Balanced against the assuredness and strength of Merry and Pippin is Frodo, whose wisdom serves as the moral compass of the story. Whereas Pippin and Merry are larger and stronger, Frodo is paler and thinner, the result of great wounds suffered from “knife, and sting, and tooth, and a long burden.”
When Frodo returns to the Shire he looks upon it with eyes that are no longer the same. Even the familiar has become strange to him; when Merry remarks that the events of the War of the Ring feel “like a dream that has slowly faded,” Frodo experiences the opposite reaction.
“Not to me,” said Frodo. “To me it feels more like falling asleep again.”
Wounded soldiers return with traumas seen and unseen, and this is evident in Frodo, who bears wounds that are deep indeed. Some essential part of him has been left on a foreign field, and his wounds are too grave to allow him to enjoy the peace he has so dearly bought:
I tried to save the Shire, and it has been saved, but not for me. It must often be so, Sam, when things are in danger: some one has to give them up, lose them, so that others may keep them.This is the great sadness of
The Lord of the Rings—there is home and hearth for some of the victors, but not all of them, and perhaps not even for most. When Frodo departs for the West it’s on a full ship: Gandalf, and Elrond, and Galadriel, and the main of Middle-Earth’s elves are sailing away, too. Magic has left the world. The great evil of the Third Age is defeated, but its void will be filled with other, more banal but equally sinister incarnations of evil. In the wake of the likes of the elves and of Gandalf (and yes, even Saruman and the Balrog and the orcs) comes the vagaries of men, and with them their propensity for both great good and unspeakable evil.

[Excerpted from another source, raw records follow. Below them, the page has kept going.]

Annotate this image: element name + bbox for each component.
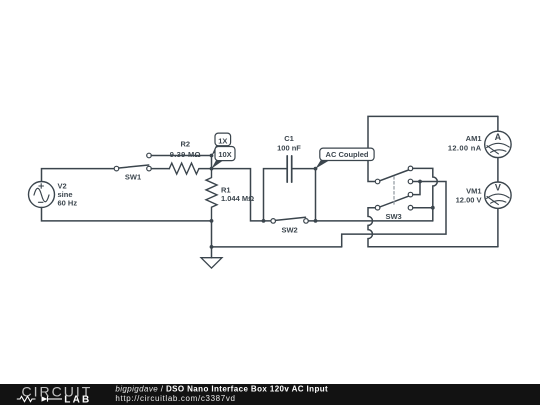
R2 labels [170, 140, 201, 159]
voltmeter VM1 [485, 182, 511, 208]
switch SW2 [271, 217, 308, 223]
node 10X (junction dot) [210, 167, 214, 171]
wire down to ground row [211, 221, 213, 247]
V2 label [58, 181, 78, 207]
node mid throws (junction dot) [418, 180, 422, 184]
svg-text:AM1: AM1 [466, 134, 482, 143]
svg-text:C1: C1 [284, 134, 294, 143]
node 1X (junction dot) [210, 154, 214, 158]
wire SW2 right to node B [308, 220, 315, 222]
wire mid throws to ground row [342, 182, 446, 247]
svg-text:LAB: LAB [64, 394, 91, 405]
wire top rail (pole1 to meters) [368, 116, 498, 181]
svg-text:http://circuitlab.com/c3387vd: http://circuitlab.com/c3387vd [115, 394, 235, 403]
wire SW3 top throw to crossover vertical (hop over mid row) [413, 168, 438, 221]
VM1 labels [456, 186, 482, 204]
C1 labels [277, 134, 301, 153]
node crossover bottom (junction dot) [431, 206, 435, 210]
svg-text:V: V [495, 183, 501, 193]
svg-text:AC Coupled: AC Coupled [326, 150, 369, 159]
wire VM1 down to bottom rail [497, 208, 499, 246]
wire mid throws link [413, 182, 420, 195]
svg-text:12.00 nA: 12.00 nA [448, 144, 482, 153]
svg-text:R1: R1 [221, 185, 231, 194]
svg-text:60 Hz: 60 Hz [58, 199, 78, 208]
svg-text:1X: 1X [218, 136, 227, 145]
svg-text:100 nF: 100 nF [277, 144, 301, 153]
logo squiggle [17, 396, 62, 401]
wire ground row right [212, 246, 342, 248]
wire node 1X down [211, 156, 213, 169]
node R1 bottom (junction dot) [210, 219, 214, 223]
ground symbol [201, 247, 222, 268]
ammeter AM1 [485, 116, 511, 157]
svg-text:10X: 10X [218, 150, 231, 159]
svg-text:SW1: SW1 [125, 172, 141, 181]
callout 1X [212, 133, 231, 155]
callout AC Coupled [316, 148, 375, 169]
wire node 10X right, down to SW2 row [212, 169, 271, 221]
switch SW1 [114, 153, 151, 171]
svg-text:A: A [495, 132, 502, 142]
footer bar [0, 384, 540, 405]
AM1 labels [448, 134, 482, 153]
wire C1 left branch up [264, 169, 288, 221]
resistor R1 [206, 169, 217, 221]
wire SW1 to R2 [151, 168, 169, 170]
svg-text:9.39 MΩ: 9.39 MΩ [170, 150, 201, 159]
wire node B to SW3 crossover [316, 220, 433, 222]
wire AM1 to VM1 [497, 158, 499, 182]
wire 1X bypass [151, 155, 211, 157]
svg-text:1.044 MΩ: 1.044 MΩ [221, 194, 254, 203]
svg-text:SW3: SW3 [385, 212, 401, 221]
svg-text:R2: R2 [181, 140, 191, 149]
node AC coupled (junction dot) [314, 167, 318, 171]
wire SW3 bottom throw [413, 207, 433, 209]
R1 labels [221, 185, 254, 203]
wire SW3 mid-upper throw to node [413, 181, 420, 183]
node ground row (junction dot) [210, 245, 214, 249]
svg-text:SW2: SW2 [281, 225, 297, 234]
wire V2 top to SW1 [42, 169, 115, 182]
svg-text:12.00 V: 12.00 V [456, 196, 482, 205]
voltage source V2 [29, 182, 55, 208]
resistor R2 [169, 163, 199, 174]
capacitor C1 [287, 156, 292, 182]
svg-text:VM1: VM1 [466, 186, 481, 195]
wire R2 to node [199, 168, 212, 170]
node C1 right bottom (junction dot) [314, 219, 318, 223]
callout 10X [212, 147, 236, 169]
wire C1 right branch down [292, 169, 316, 221]
node C1 left (junction dot) [262, 219, 266, 223]
svg-text:bigpigdave / DSO Nano Interfac: bigpigdave / DSO Nano Interface Box 120v… [115, 385, 328, 394]
wire pole2 with hops down to bottom rail [368, 208, 498, 247]
wire V2 bottom to ground node [42, 208, 212, 221]
switch SW3 (DPDT) [375, 166, 413, 210]
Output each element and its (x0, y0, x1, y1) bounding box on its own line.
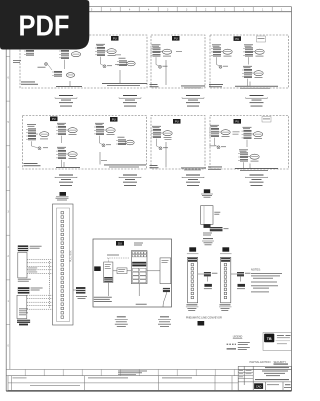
svg-text:CAD: CAD (256, 385, 262, 389)
svg-text:PU: PU (112, 118, 116, 122)
svg-text:PU: PU (235, 120, 239, 124)
bottom ruler band (6, 369, 291, 375)
wire harness to TB1 (lower) (27, 295, 53, 309)
block captions row 1 (21, 81, 35, 84)
title block stamp (254, 383, 263, 389)
pneumatic column PC1 (186, 247, 218, 310)
dashed zone borders row 1 (20, 35, 289, 88)
feeder label A-1 (row 1) (55, 95, 77, 107)
cabinet wires (108, 271, 160, 296)
top ruler band (25, 7, 272, 12)
power unit PU5c (56, 147, 77, 167)
power unit PU8b (242, 127, 263, 147)
block captions row 2 (24, 162, 38, 165)
power unit PU3 (151, 44, 172, 68)
extra micro texts in blocks (115, 54, 121, 57)
power unit PU2 (95, 44, 135, 68)
cabinet feeder label 2 (158, 316, 171, 327)
svg-text:PULL BOX: PULL BOX (70, 250, 73, 262)
power unit PU8c (238, 149, 259, 169)
ground bar (17, 320, 30, 323)
power unit PU8a (209, 125, 230, 149)
power unit PU6 (94, 123, 134, 147)
unit tags row 2 (50, 117, 58, 122)
feeder label B-4 (row 2) (246, 175, 268, 187)
svg-text:TB: TB (267, 337, 272, 341)
power unit PU4a (211, 44, 232, 68)
starter S1 (104, 262, 113, 283)
speaker device SP2 (17, 287, 43, 325)
revision table strip (8, 376, 238, 391)
feeder label B-2 (row 2) (119, 175, 141, 187)
feeder label B-1 (row 2) (55, 175, 77, 187)
svg-text:PU: PU (235, 37, 239, 41)
harness drop cable (49, 261, 51, 308)
HT feeder label (202, 238, 214, 245)
feeder label A-2 (row 1) (119, 95, 141, 107)
left ruler band (6, 56, 10, 324)
svg-text:PU: PU (52, 117, 56, 121)
pneumatic column PC2 (219, 247, 251, 310)
dashed zone borders row 2 (23, 116, 289, 170)
speaker device SP1 (18, 245, 42, 281)
svg-text:PNEUMATIC LINE CONVEYOR: PNEUMATIC LINE CONVEYOR (186, 317, 222, 320)
strip side connector (73, 287, 87, 299)
svg-text:NOTES:: NOTES: (251, 268, 261, 272)
svg-text:PARTIAL EDITION: PARTIAL EDITION (250, 361, 271, 364)
svg-text:PDF: PDF (19, 10, 70, 42)
relay K1 (117, 268, 127, 274)
power unit PU4b (243, 44, 264, 64)
junction box J1 (160, 258, 171, 307)
power unit PU5a (26, 124, 49, 150)
motor contactor tag (204, 189, 210, 193)
feeder label A-3 (row 1) (182, 95, 204, 107)
svg-text:DU: DU (118, 242, 122, 246)
title block (238, 366, 291, 390)
svg-text:PU: PU (174, 37, 178, 41)
unit tags row 1 (111, 36, 119, 41)
feeder label B-3 (row 2) (182, 175, 204, 187)
drop wires row 2 (64, 142, 250, 168)
svg-text:SECURITY: SECURITY (274, 361, 287, 364)
wire harness to TB1 (upper) (27, 259, 53, 273)
arm wire note (107, 254, 119, 257)
legend terminal box TB (263, 333, 291, 351)
cabinet feeder label (115, 316, 128, 327)
drop wires row 1 (70, 60, 250, 86)
power unit PU1 (13, 50, 81, 77)
power unit PU4c (242, 66, 263, 86)
power unit PU7 (151, 126, 172, 150)
svg-text:LEGEND: LEGEND (233, 337, 243, 339)
feeder label A-4 (row 1) (246, 95, 268, 107)
junction box J2 (201, 206, 229, 236)
terminal block strip TB1 (53, 204, 74, 325)
terminal strip tag (60, 192, 67, 196)
power unit PU5b (56, 123, 77, 143)
drive VFD1 (131, 251, 147, 284)
control cabinet detail box (93, 239, 172, 307)
svg-text:PU: PU (175, 120, 179, 124)
PDF badge (0, 0, 89, 50)
svg-text:PU: PU (113, 37, 117, 41)
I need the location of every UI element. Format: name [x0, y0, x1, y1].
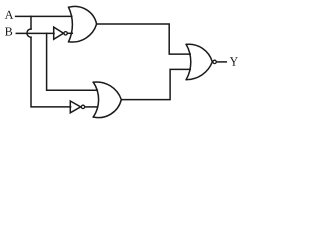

The Lord of the Rings ends on a beautiful but complicated note, joy and sadness together, and all tinged with melancholy, in a final line heavy with meaning:
“Well, I’m back,” says Sam.
And he is. Sam returns from the Gray Havens to yellow light and a fire and a meal waiting for him in Bag End. He has his Rosie and Eleanor, and a fulfilling life ahead of him. He will be mayor, and his name will be preserved in honor in the pages of the Red Book.
But all the same, his home at Bag End is a bit emptier. For it is bereft of Frodo, his best friend and master.
No more will Sam see Gandalf striding down the garden path on some great, mysterious errand. And never again will he catch a glimpse of the wonderful, grey shapes of elves flitting through the trees, nor hear their singing.
Was it worth it? Yes.
But is the victory and the end of the Third Age a cause for celebration, a black-and-white, simple happy ending as critics of
The Lord of the Rings like to charge? That answer should also be fairly clear.